Universities across the country are facing a $2.6 billion shortfall in pension funding but there could be an even bigger pension crisis on the horizon.
It’s no secret that Canada’s changing demographics will lead to a decline in university enrolment and with fewer students expect fewer professors.
The problem is that pension plans require people paying in in order to pay out. In fact, most pension plans require there to be a consistently increasing number of people paying in for them to maintain payouts.
Now, I don’t know the specifics of each plan, nor do we know how much university enrolment will decline, so it’s impossible to say how bad the situation will be. But a declining number of people paying in, coupled with a increasing number of people collecting benefits can only lead to massive problems.
And there’s another factor at play here, universities are increasingly employing more lecturers and part-time contract faculty, as opposed to full-time professors. These contractors aren’t paying in to pension plans and if they are, they’re probably not paying into the same fund that’s paying out to retired professors.
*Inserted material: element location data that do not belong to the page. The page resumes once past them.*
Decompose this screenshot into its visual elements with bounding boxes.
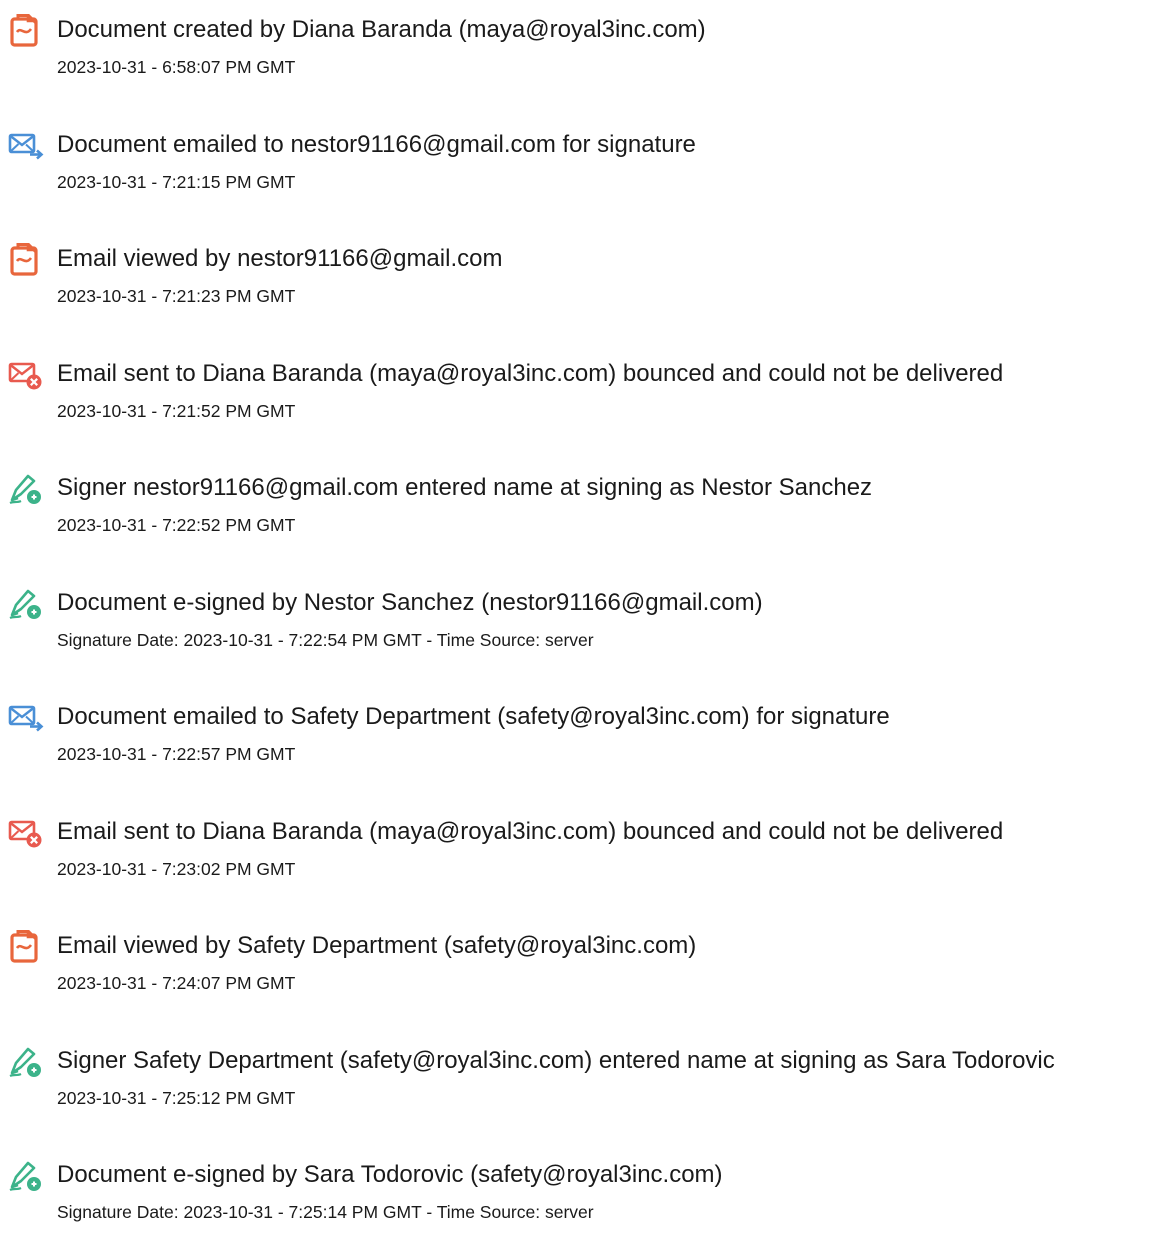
event-timestamp: 2023-10-31 - 7:25:12 PM GMT <box>57 1088 296 1108</box>
document-viewed-icon <box>8 928 46 966</box>
email-bounced-icon <box>8 356 46 394</box>
email-sent-icon <box>8 127 46 165</box>
audit-event: Document emailed to Safety Department (s… <box>0 687 1171 787</box>
event-timestamp: Signature Date: 2023-10-31 - 7:25:14 PM … <box>57 1202 594 1222</box>
event-title: Email sent to Diana Baranda (maya@royal3… <box>57 818 1004 845</box>
document-viewed-icon <box>8 241 46 279</box>
event-title: Document e-signed by Sara Todorovic (saf… <box>57 1161 723 1188</box>
event-timestamp: 2023-10-31 - 7:21:52 PM GMT <box>57 401 296 421</box>
email-sent-icon <box>8 699 46 737</box>
event-timestamp: 2023-10-31 - 7:23:02 PM GMT <box>57 859 296 879</box>
event-title: Document e-signed by Nestor Sanchez (nes… <box>57 589 763 616</box>
event-timestamp: 2023-10-31 - 6:58:07 PM GMT <box>57 57 296 77</box>
audit-event: Signer Safety Department (safety@royal3i… <box>0 1031 1171 1131</box>
event-title: Signer nestor91166@gmail.com entered nam… <box>57 474 873 501</box>
event-title: Document emailed to nestor91166@gmail.co… <box>57 131 696 158</box>
audit-event: Email sent to Diana Baranda (maya@royal3… <box>0 802 1171 902</box>
event-title: Email viewed by Safety Department (safet… <box>57 932 697 959</box>
audit-event: Document emailed to nestor91166@gmail.co… <box>0 115 1171 215</box>
e-sign-pen-icon <box>8 585 46 623</box>
event-timestamp: 2023-10-31 - 7:22:52 PM GMT <box>57 515 296 535</box>
audit-event: Document created by Diana Baranda (maya@… <box>0 0 1171 100</box>
event-title: Email viewed by nestor91166@gmail.com <box>57 245 503 272</box>
event-title: Signer Safety Department (safety@royal3i… <box>57 1047 1055 1074</box>
event-title: Document emailed to Safety Department (s… <box>57 703 890 730</box>
event-timestamp: 2023-10-31 - 7:22:57 PM GMT <box>57 744 296 764</box>
audit-event: Signer nestor91166@gmail.com entered nam… <box>0 458 1171 558</box>
e-sign-pen-icon <box>8 470 46 508</box>
audit-event: Email sent to Diana Baranda (maya@royal3… <box>0 344 1171 444</box>
event-title: Document created by Diana Baranda (maya@… <box>57 16 706 43</box>
e-sign-pen-icon <box>8 1157 46 1195</box>
audit-event: Document e-signed by Nestor Sanchez (nes… <box>0 573 1171 673</box>
audit-event: Email viewed by Safety Department (safet… <box>0 916 1171 1016</box>
document-created-icon <box>8 12 46 50</box>
audit-event: Document e-signed by Sara Todorovic (saf… <box>0 1145 1171 1245</box>
email-bounced-icon <box>8 814 46 852</box>
event-timestamp: 2023-10-31 - 7:24:07 PM GMT <box>57 973 296 993</box>
event-timestamp: Signature Date: 2023-10-31 - 7:22:54 PM … <box>57 630 594 650</box>
event-timestamp: 2023-10-31 - 7:21:15 PM GMT <box>57 172 296 192</box>
e-sign-pen-icon <box>8 1043 46 1081</box>
event-title: Email sent to Diana Baranda (maya@royal3… <box>57 360 1004 387</box>
audit-event: Email viewed by nestor91166@gmail.com 20… <box>0 229 1171 329</box>
event-timestamp: 2023-10-31 - 7:21:23 PM GMT <box>57 286 296 306</box>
Since these plans draw a significant portion of their funding from investments, if the market rebounds significantly there could be something of a reprieve but it’s doubtful that a market rebound could bring the plans back to where they need to be now, let alone where they need to be in five or 10 years.
And who is this going to hurt? Well, the next generation of professors, who are going to be paying in to pension plans that have defined contributions rather than defined payouts. In other words, they’re going to pay for the retirement of their older colleagues but not have the same benefits when they retire.
But students are going to lose out even more. Universities are already talking about cuts to pay their pension debts and we can expect even more cuts to pay for this shortsightedness.